I'll Just Say It: Good Ideas Alone Have No Value

As a longtime writer, I find myself consumed with a huge variety of ideas and concepts.  I'm always thinking of something new, and always thinking about what to write next.  I also know a lot of other writers and artists, ranging from the casual amateur to honest to goodness published and paid professionals.  When I'm interacting with someone without much experience in shaping their ideas into a finished product, there are a few mistakes I see them make over and over.

It probably sucks for some of you to hear this stuff, but understanding it will make you better at whatever creative endeavor you're undertaking.

First, just because you've had an idea doesn't make it a good one.  It takes awhile to adjust to this, particularly if you've been nursing an idea in your mind long enough that you've become attached to it.  Few things in creative work are more disappointing than killing a project you love working on.  The reality is though that everyone in the world has a lot of ideas, so few ideas are actually original enough to stand out, and only a few original ideas are actually good enough that anyone else wants to hear about them or experience what you create with them.

When I was in college I wrote a ton of short stories (back then, one of the routes to getting a longer work published was to get a bunch of short stories published by anyone who would look at them, so you had a resume long enough to convince an agent to look at your longer work).  Mostly I wrote fantasy, and some of it had been published in e-zines and reasonably well received.

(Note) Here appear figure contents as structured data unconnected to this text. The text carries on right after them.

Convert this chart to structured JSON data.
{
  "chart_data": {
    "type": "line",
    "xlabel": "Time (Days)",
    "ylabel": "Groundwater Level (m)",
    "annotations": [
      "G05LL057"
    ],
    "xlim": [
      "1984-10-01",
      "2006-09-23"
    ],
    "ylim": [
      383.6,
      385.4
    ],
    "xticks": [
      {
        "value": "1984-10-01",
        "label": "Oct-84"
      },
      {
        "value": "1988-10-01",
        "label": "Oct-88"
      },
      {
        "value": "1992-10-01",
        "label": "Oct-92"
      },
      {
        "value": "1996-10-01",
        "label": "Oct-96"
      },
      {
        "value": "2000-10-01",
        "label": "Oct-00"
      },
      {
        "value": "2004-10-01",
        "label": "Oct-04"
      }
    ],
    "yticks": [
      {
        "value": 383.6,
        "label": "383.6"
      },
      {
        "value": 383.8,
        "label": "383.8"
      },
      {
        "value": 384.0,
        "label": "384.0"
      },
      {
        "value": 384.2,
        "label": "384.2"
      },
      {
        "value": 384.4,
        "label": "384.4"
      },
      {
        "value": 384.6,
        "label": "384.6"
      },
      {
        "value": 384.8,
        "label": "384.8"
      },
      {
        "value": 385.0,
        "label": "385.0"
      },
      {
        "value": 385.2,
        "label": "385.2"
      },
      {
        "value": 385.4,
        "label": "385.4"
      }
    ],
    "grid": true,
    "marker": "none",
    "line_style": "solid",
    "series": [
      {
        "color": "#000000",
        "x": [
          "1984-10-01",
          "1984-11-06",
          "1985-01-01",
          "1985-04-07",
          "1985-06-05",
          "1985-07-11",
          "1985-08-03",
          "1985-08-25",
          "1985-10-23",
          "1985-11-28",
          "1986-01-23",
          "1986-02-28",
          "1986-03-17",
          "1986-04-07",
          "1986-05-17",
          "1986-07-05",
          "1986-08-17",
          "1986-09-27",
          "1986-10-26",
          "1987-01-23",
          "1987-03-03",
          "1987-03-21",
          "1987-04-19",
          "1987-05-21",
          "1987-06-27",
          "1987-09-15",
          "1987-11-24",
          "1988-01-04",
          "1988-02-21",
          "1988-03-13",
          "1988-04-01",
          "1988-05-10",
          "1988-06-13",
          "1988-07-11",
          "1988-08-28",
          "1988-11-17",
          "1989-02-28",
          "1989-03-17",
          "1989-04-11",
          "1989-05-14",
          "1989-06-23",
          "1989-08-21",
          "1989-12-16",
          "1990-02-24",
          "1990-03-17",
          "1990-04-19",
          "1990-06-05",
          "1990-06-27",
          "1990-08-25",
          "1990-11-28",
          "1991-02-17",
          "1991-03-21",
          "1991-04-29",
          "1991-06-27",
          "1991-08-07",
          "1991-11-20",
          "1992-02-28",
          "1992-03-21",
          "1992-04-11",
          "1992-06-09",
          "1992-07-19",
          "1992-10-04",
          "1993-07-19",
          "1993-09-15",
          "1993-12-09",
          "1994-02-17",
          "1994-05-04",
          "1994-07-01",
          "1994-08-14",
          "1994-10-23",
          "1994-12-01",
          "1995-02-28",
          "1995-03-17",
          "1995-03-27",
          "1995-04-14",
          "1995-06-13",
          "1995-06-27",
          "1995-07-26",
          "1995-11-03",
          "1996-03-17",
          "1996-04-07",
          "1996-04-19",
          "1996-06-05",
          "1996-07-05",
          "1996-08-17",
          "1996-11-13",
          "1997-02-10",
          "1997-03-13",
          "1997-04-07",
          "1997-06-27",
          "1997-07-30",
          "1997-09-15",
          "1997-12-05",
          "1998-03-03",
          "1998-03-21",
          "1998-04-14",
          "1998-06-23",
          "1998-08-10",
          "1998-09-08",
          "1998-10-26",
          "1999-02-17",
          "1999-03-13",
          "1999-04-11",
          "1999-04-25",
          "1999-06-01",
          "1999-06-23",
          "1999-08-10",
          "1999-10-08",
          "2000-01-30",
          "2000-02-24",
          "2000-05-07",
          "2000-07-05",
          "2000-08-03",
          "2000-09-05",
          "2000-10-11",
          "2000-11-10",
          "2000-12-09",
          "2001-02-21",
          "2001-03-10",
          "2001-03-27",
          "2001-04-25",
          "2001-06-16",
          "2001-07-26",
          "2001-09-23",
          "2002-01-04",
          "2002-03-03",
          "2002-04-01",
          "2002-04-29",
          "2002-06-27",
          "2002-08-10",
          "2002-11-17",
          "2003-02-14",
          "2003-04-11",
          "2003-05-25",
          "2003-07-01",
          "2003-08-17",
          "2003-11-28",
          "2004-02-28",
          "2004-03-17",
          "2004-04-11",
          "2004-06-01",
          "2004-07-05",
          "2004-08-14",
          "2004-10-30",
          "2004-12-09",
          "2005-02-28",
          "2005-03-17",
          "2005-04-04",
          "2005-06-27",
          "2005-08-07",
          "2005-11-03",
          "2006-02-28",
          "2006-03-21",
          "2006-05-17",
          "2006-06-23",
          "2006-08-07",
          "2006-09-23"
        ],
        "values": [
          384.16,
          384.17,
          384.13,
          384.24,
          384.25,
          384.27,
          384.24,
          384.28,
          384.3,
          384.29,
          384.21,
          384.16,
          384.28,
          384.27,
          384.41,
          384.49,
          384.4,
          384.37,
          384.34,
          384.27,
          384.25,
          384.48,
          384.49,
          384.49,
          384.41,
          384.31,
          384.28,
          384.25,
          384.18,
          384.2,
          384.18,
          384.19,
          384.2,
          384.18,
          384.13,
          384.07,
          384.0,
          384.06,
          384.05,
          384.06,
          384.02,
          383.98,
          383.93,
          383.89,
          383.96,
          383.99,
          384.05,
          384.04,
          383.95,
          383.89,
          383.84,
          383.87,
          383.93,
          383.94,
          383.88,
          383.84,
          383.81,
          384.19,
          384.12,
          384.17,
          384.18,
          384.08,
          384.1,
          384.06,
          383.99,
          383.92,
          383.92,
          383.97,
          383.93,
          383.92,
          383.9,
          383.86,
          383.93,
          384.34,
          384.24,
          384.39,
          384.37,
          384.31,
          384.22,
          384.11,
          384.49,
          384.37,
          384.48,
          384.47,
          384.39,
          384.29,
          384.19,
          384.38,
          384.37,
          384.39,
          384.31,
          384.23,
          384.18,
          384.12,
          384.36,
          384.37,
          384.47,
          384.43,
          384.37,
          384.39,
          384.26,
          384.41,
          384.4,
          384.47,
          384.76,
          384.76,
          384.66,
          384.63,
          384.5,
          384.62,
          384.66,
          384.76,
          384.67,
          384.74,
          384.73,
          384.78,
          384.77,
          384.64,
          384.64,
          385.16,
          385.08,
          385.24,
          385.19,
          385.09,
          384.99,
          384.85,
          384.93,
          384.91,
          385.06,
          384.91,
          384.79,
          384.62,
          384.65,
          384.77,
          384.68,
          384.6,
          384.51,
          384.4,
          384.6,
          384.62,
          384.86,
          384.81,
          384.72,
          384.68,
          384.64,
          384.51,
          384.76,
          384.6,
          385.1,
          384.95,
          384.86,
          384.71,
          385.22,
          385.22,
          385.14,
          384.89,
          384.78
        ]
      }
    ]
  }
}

Well, once I got an idea for a story and tried my hand at some science fiction - a genre which at the time I was far less familiar with.  I was really proud of the end result.  It had great language, good pacing, and just felt really solid to me.  I knew I had other work that was weaker that had gotten published.  But try as I might, I couldn't get anyone to accept the sci-fi story for publication.  I got rejection letter after rejection letter (and the majority of rejection letters are pure form letters that offer no insight). I couldn't figure out why it wasn't getting attention, but eventually I abandoned it.

(I later realized that the story I had written - a story about the start of a new human civilization put into place by aliens, which in turn inspired the book of Genesis - is one of the most common, overused, dead horse beaten ideas in all of science fiction.)

Second, just because you have a good idea doesn't make it worth anything.  This is a much harder pill to swallow. When most people see something take off - whether it's J.K. Rowling making millions from Harry Potter or Billy Mays selling millions of units of stuff "as seen on TV" or anything in between - their thought is almost always "I wish I had thought of that."

Well, I have some good news and some bad news.   The good news is that there are plenty of good ideas out there, and I'm sure you can think of something that could become a million dollar idea.  The bad news is, it probably won't.

A good idea isn't worth the cocktail napkin it's scribbled down on.  That's because while people often have good ideas, most people rarely, if ever, act on them.  They forget it, or stay pessimistic, or hit a road block, and never follow through.  Everyone has that friend, or that coworker, or that wacky aunt who has a new great idea every week but never follows up on any of them.  Unless you actually turn your good idea into a saleable product, it's not going to do anything for you.  Successful people don't want your good ideas, because they have plenty of their own.  They know the lion's share of the work is in the production and execution. Your good ideas aren't special.

Once you accept these two things (or more likely, learn the hard lessons yourself) your writing, your art, or your music will be all the better for it.  The more you practice and the colder you are when you assess your ideas, the more time you'll be able to spend on the ideas that are actually worth seeing through to the end.